A plane crash during an aerial birthday “gift of lifetime” sadly marked the final gift of a lifetime for Richard Winslow, 65, of Palm Desert, California, on May 18, 2012. Now Winslow’s widow, Sherri Winslow, who arranged what should have been a thrilling birthday for her husband along with seven of his friends, is suing the company that offered the “Top Gun” experience.
Winslow and his buddies were supposed to go airborne in Czhecoslovakian-made Aero Vodochody L-39 fighter jets — powerful planes built mainly for training Soviet pilots during the depths of the Cold War from the 1960s to the 1980s.

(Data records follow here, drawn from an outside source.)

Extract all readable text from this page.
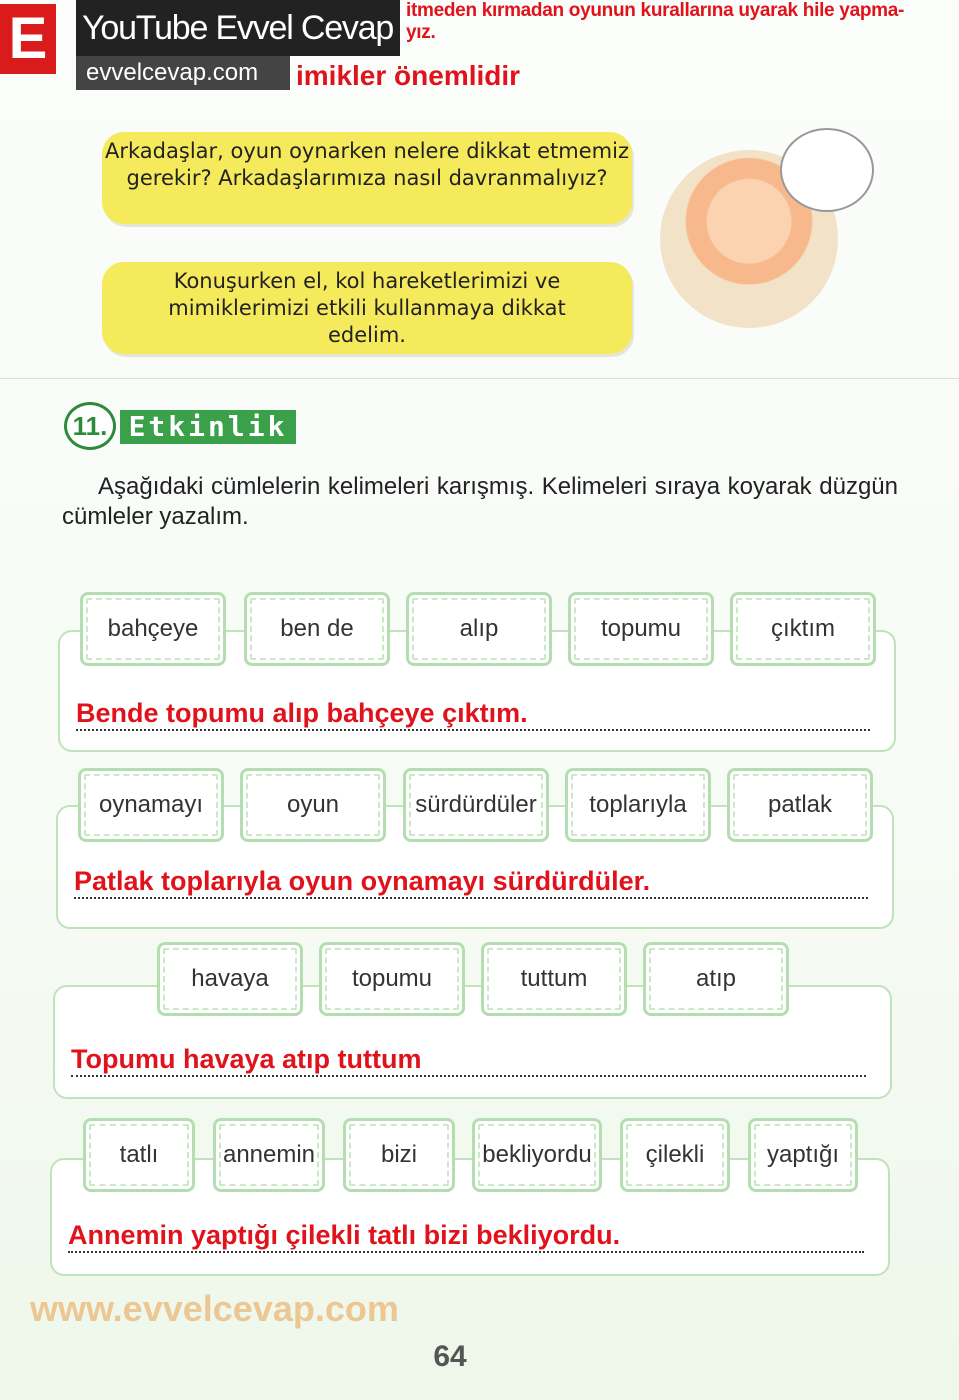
itmeden kırmadan oyunun kurallarına uyarak hile yapma-
yız.
imikler önemlidir
E YouTube Evvel Cevap
evvelcevap.com
Arkadaşlar, oyun oynarken nelere dikkat etmemiz gerekir? Arkadaşlarımıza nasıl davranmalıyız?
Konuşurken el, kol hareketlerimizi ve mimiklerimizi etkili kullanmaya dikkat edelim.
11. Etkinlik
Aşağıdaki cümlelerin kelimeleri karışmış. Kelimeleri sıraya koyarak düzgün cümleler yazalım.
bahçeye	ben de	alıp	topumu	çıktım
Bende topumu alıp bahçeye çıktım.
oynamayı	oyun	sürdürdüler	toplarıyla	patlak
Patlak toplarıyla oyun oynamayı sürdürdüler.
havaya	topumu	tuttum	atıp
Topumu havaya atıp tuttum
tatlı	annemin	bizi	bekliyordu	çilekli	yaptığı
Annemin yaptığı çilekli tatlı bizi bekliyordu.
www.evvelcevap.com
64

The “Top Gun Dogfighting Experience,” staged by the company Aviation Classics at a price of $29,000, paid by one of Winslow’s buddies that day, promised to recreate the daring in-flight maneuvers seen in the movie Top Gun, giving passengers the actual experience of riding the skies in a military jet at speeds of up to 485 mph.
But on the third flight of the day, with experienced pilot David Gillis at the controls and Richard Winslow in the passenger compartment, the L-39 never made it into the skies. Witnesses said they saw the plane emit a puff of smoke moments after takeoff.
Gillis made at least three Mayday calls in the next few moments, and then the plane crash happened.
The L-39 crashed in a stretch of empty desert just a half-mile from the Boulder City, Nevada, airport where it took off just seconds before, spraying wreckage over a 480-foot debris field and killing Richard Winslow and David Gillis on impact.
Under federal regulations, the L-39 is categorized as an “experimental” plane, to be used only in exhibition flying. The plane may not be used to carry passengers “for compensation or hire.”
The FAA also said that the plane, and another L-39 that took off at the same time as the plane carrying Winslow but did not crash, had not filed flight plans.
Gillis, it was later revealed, had earlier lost his pilot’s license after he falsely certified another pilot, David Zweigle — who himself later died in a plane crash of a similar Soviet-era plane, along with a co-pilot. The Zweigle crash was blamed on pilot error.
Gillis had regained his license by the time he flew the plane that crashed killing himself and Richard Winslow. He was a pilot in Vietnam and had served as a training pilot in the decades since.
Sherri Winslow is now suing Aviation Classics for negligence, pain and suffering, lost earnings and loss of consortium, all because of the horrific birthday plane crash.